Avec nos seules colonies d’Amérique les échanges se sont élevés en 1789, à 296 millions. La métropole a exporté aux îles 78 millions de farine, viandes salées, vins et étoffes. Et les colonies ont importé en France 218 millions de sucre, café, cacao, bois des îles, indigo, cotons et cuirs. Mais, selon le relevé fait par M. Léon Deschamps, d’après Goulard, la France, sur ces 218 millions de denrées, n’en a consommé que 71 millions. Le reste a été exporté, après avoir été apprêté ; et ainsi les colonies alimentaient largement l’industrie de la France et son commerce international.
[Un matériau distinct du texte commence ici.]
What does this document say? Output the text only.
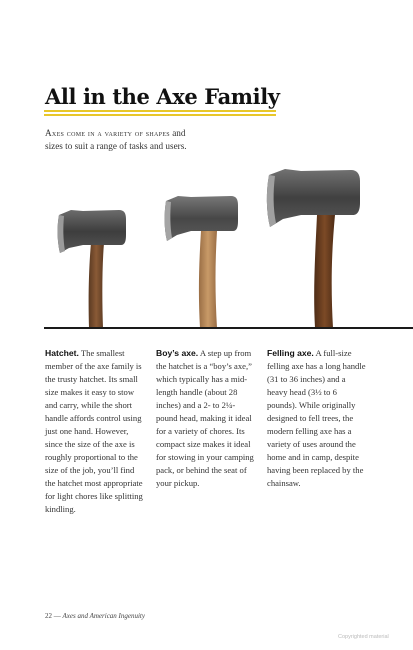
All in the Axe Family

Axes come in a variety of shapes and sizes to suit a range of tasks and users.

Hatchet. The smallest member of the axe family is the trusty hatchet. Its small size makes it easy to stow and carry, while the short handle affords control using just one hand. However, since the size of the axe is roughly proportional to the size of the job, you’ll find the hatchet most appropriate for light chores like splitting kindling.

Boy’s axe. A step up from the hatchet is a “boy’s axe,” which typically has a mid-length handle (about 28 inches) and a 2- to 2¼-pound head, making it ideal for a variety of chores. Its compact size makes it ideal for stowing in your camping pack, or behind the seat of your pickup.

Felling axe. A full-size felling axe has a long handle (31 to 36 inches) and a heavy head (3½ to 6 pounds). While originally designed to fell trees, the modern felling axe has a variety of uses around the home and in camp, despite having been replaced by the chainsaw.

22 — Axes and American Ingenuity
Copyrighted material
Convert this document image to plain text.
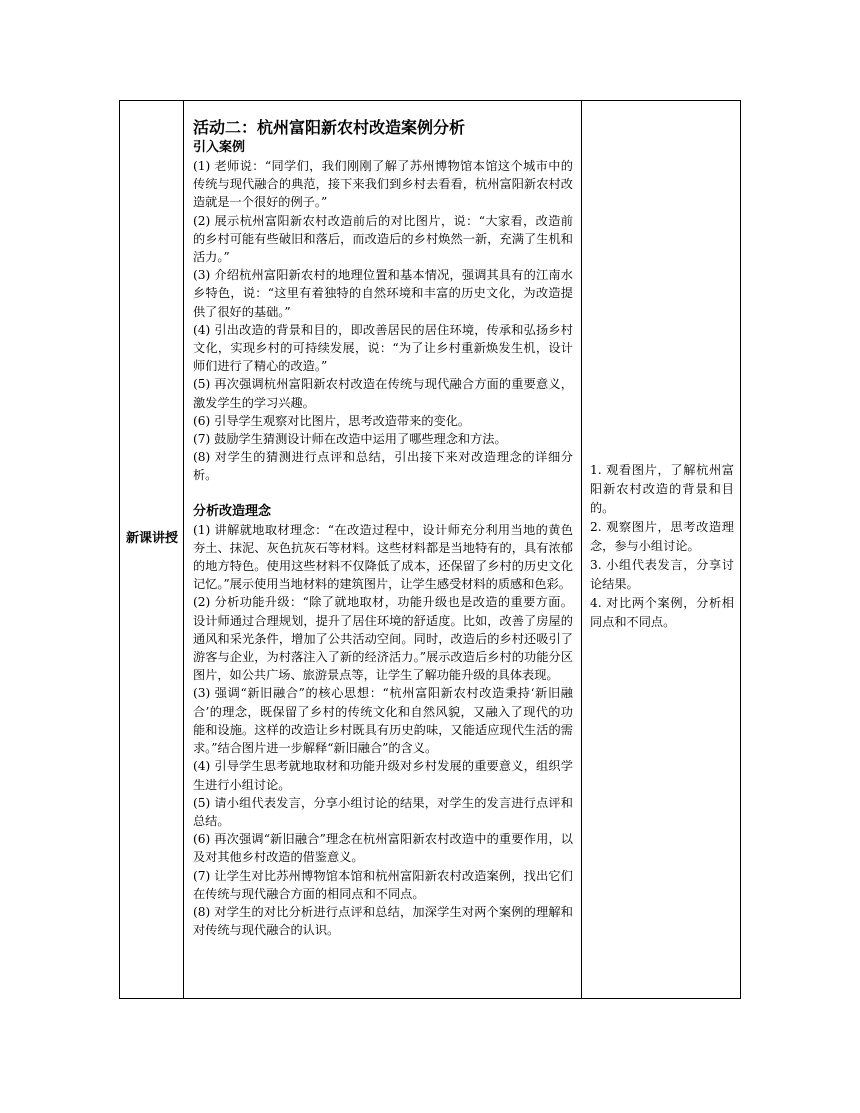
新课讲授

活动二：杭州富阳新农村改造案例分析

引入案例

(1) 老师说：“同学们，我们刚刚了解了苏州博物馆本馆这个城市中的传统与现代融合的典范，接下来我们到乡村去看看，杭州富阳新农村改造就是一个很好的例子。”

(2) 展示杭州富阳新农村改造前后的对比图片，说：“大家看，改造前的乡村可能有些破旧和落后，而改造后的乡村焕然一新，充满了生机和活力。”

(3) 介绍杭州富阳新农村的地理位置和基本情况，强调其具有的江南水乡特色，说：“这里有着独特的自然环境和丰富的历史文化，为改造提供了很好的基础。”

(4) 引出改造的背景和目的，即改善居民的居住环境，传承和弘扬乡村文化，实现乡村的可持续发展，说：“为了让乡村重新焕发生机，设计师们进行了精心的改造。”

(5) 再次强调杭州富阳新农村改造在传统与现代融合方面的重要意义，激发学生的学习兴趣。

(6) 引导学生观察对比图片，思考改造带来的变化。

(7) 鼓励学生猜测设计师在改造中运用了哪些理念和方法。

(8) 对学生的猜测进行点评和总结，引出接下来对改造理念的详细分析。

分析改造理念

(1) 讲解就地取材理念：“在改造过程中，设计师充分利用当地的黄色夯土、抹泥、灰色抗灰石等材料。这些材料都是当地特有的，具有浓郁的地方特色。使用这些材料不仅降低了成本，还保留了乡村的历史文化记忆。”展示使用当地材料的建筑图片，让学生感受材料的质感和色彩。

(2) 分析功能升级：“除了就地取材，功能升级也是改造的重要方面。设计师通过合理规划，提升了居住环境的舒适度。比如，改善了房屋的通风和采光条件，增加了公共活动空间。同时，改造后的乡村还吸引了游客与企业，为村落注入了新的经济活力。”展示改造后乡村的功能分区图片，如公共广场、旅游景点等，让学生了解功能升级的具体表现。

(3) 强调“新旧融合”的核心思想：“杭州富阳新农村改造秉持‘新旧融合’的理念，既保留了乡村的传统文化和自然风貌，又融入了现代的功能和设施。这样的改造让乡村既具有历史韵味，又能适应现代生活的需求。”结合图片进一步解释“新旧融合”的含义。

(4) 引导学生思考就地取材和功能升级对乡村发展的重要意义，组织学生进行小组讨论。

(5) 请小组代表发言，分享小组讨论的结果，对学生的发言进行点评和总结。

(6) 再次强调“新旧融合”理念在杭州富阳新农村改造中的重要作用，以及对其他乡村改造的借鉴意义。

(7) 让学生对比苏州博物馆本馆和杭州富阳新农村改造案例，找出它们在传统与现代融合方面的相同点和不同点。

(8) 对学生的对比分析进行点评和总结，加深学生对两个案例的理解和对传统与现代融合的认识。

1. 观看图片，了解杭州富阳新农村改造的背景和目的。

2. 观察图片，思考改造理念，参与小组讨论。

3. 小组代表发言，分享讨论结果。

4. 对比两个案例，分析相同点和不同点。
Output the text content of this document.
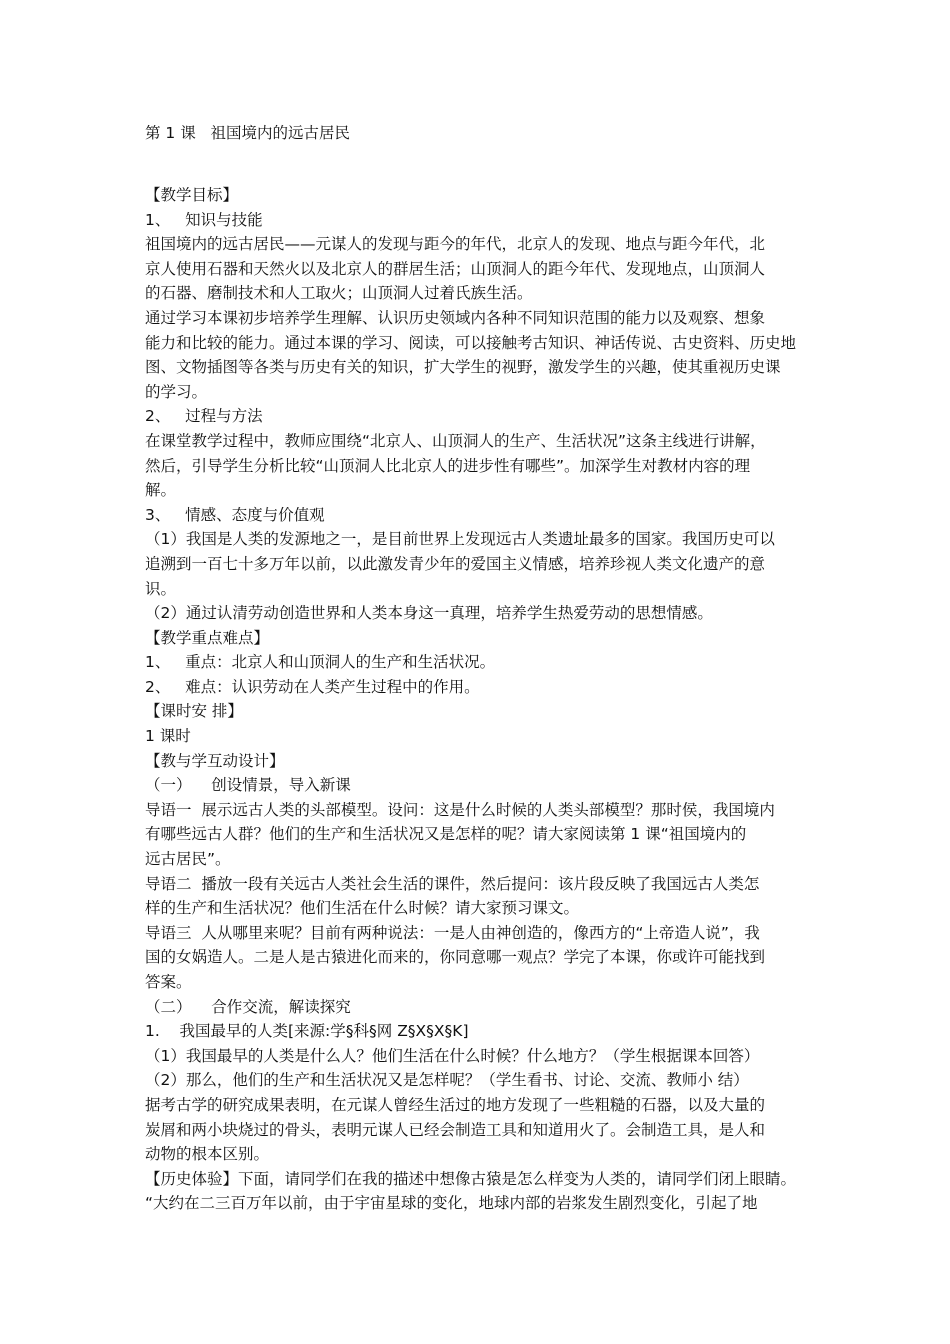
第 1 课   祖国境内的远古居民
【教学目标】
1、   知识与技能
祖国境内的远古居民——元谋人的发现与距今的年代，北京人的发现、地点与距今年代，北
京人使用石器和天然火以及北京人的群居生活；山顶洞人的距今年代、发现地点，山顶洞人
的石器、磨制技术和人工取火；山顶洞人过着氏族生活。
通过学习本课初步培养学生理解、认识历史领域内各种不同知识范围的能力以及观察、想象
能力和比较的能力。通过本课的学习、阅读，可以接触考古知识、神话传说、古史资料、历史地
图、文物插图等各类与历史有关的知识，扩大学生的视野，激发学生的兴趣，使其重视历史课
的学习。
2、   过程与方法
在课堂教学过程中，教师应围绕“北京人、山顶洞人的生产、生活状况”这条主线进行讲解，
然后，引导学生分析比较“山顶洞人比北京人的进步性有哪些”。加深学生对教材内容的理
解。
3、   情感、态度与价值观
（1）我国是人类的发源地之一，是目前世界上发现远古人类遗址最多的国家。我国历史可以
追溯到一百七十多万年以前，以此激发青少年的爱国主义情感，培养珍视人类文化遗产的意
识。
（2）通过认清劳动创造世界和人类本身这一真理，培养学生热爱劳动的思想情感。
【教学重点难点】
1、   重点：北京人和山顶洞人的生产和生活状况。
2、   难点：认识劳动在人类产生过程中的作用。
【课时安 排】
1 课时
【教与学互动设计】
（一）    创设情景，导入新课
导语一  展示远古人类的头部模型。设问：这是什么时候的人类头部模型？那时侯，我国境内
有哪些远古人群？他们的生产和生活状况又是怎样的呢？请大家阅读第 1 课“祖国境内的
远古居民”。
导语二  播放一段有关远古人类社会生活的课件，然后提问：该片段反映了我国远古人类怎
样的生产和生活状况？他们生活在什么时候？请大家预习课文。
导语三  人从哪里来呢？目前有两种说法：一是人由神创造的，像西方的“上帝造人说”，我
国的女娲造人。二是人是古猿进化而来的，你同意哪一观点？学完了本课，你或许可能找到
答案。
（二）    合作交流，解读探究
1.    我国最早的人类[来源:学§科§网 Z§X§X§K]
（1）我国最早的人类是什么人？他们生活在什么时候？什么地方？（学生根据课本回答）
（2）那么，他们的生产和生活状况又是怎样呢？（学生看书、讨论、交流、教师小 结）
据考古学的研究成果表明，在元谋人曾经生活过的地方发现了一些粗糙的石器，以及大量的
炭屑和两小块烧过的骨头，表明元谋人已经会制造工具和知道用火了。会制造工具，是人和
动物的根本区别。
【历史体验】下面，请同学们在我的描述中想像古猿是怎么样变为人类的，请同学们闭上眼睛。
“大约在二三百万年以前，由于宇宙星球的变化，地球内部的岩浆发生剧烈变化，引起了地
C’est en France qu’étaient raffinés les sucres, dans les raffineries d’Orléans, de Dieppe, de Bordeaux, de Bercy-Paris, de Nantes et de Marseille. Les cotons de Cayenne, de Saint-Domingue et des autres Antilles étaient utilisés avec ceux de l’Inde et du Levant, par les filatures de toile, de coton et de bonneteries qui s’étaient multipliées surtout en Normandie, et les cuirs ouvrés en France venaient pour une large part de Saint-Domingue. On entrevoit les intérêts extrêmement puissants et complexes que créait ce vaste mouvement d’affaires.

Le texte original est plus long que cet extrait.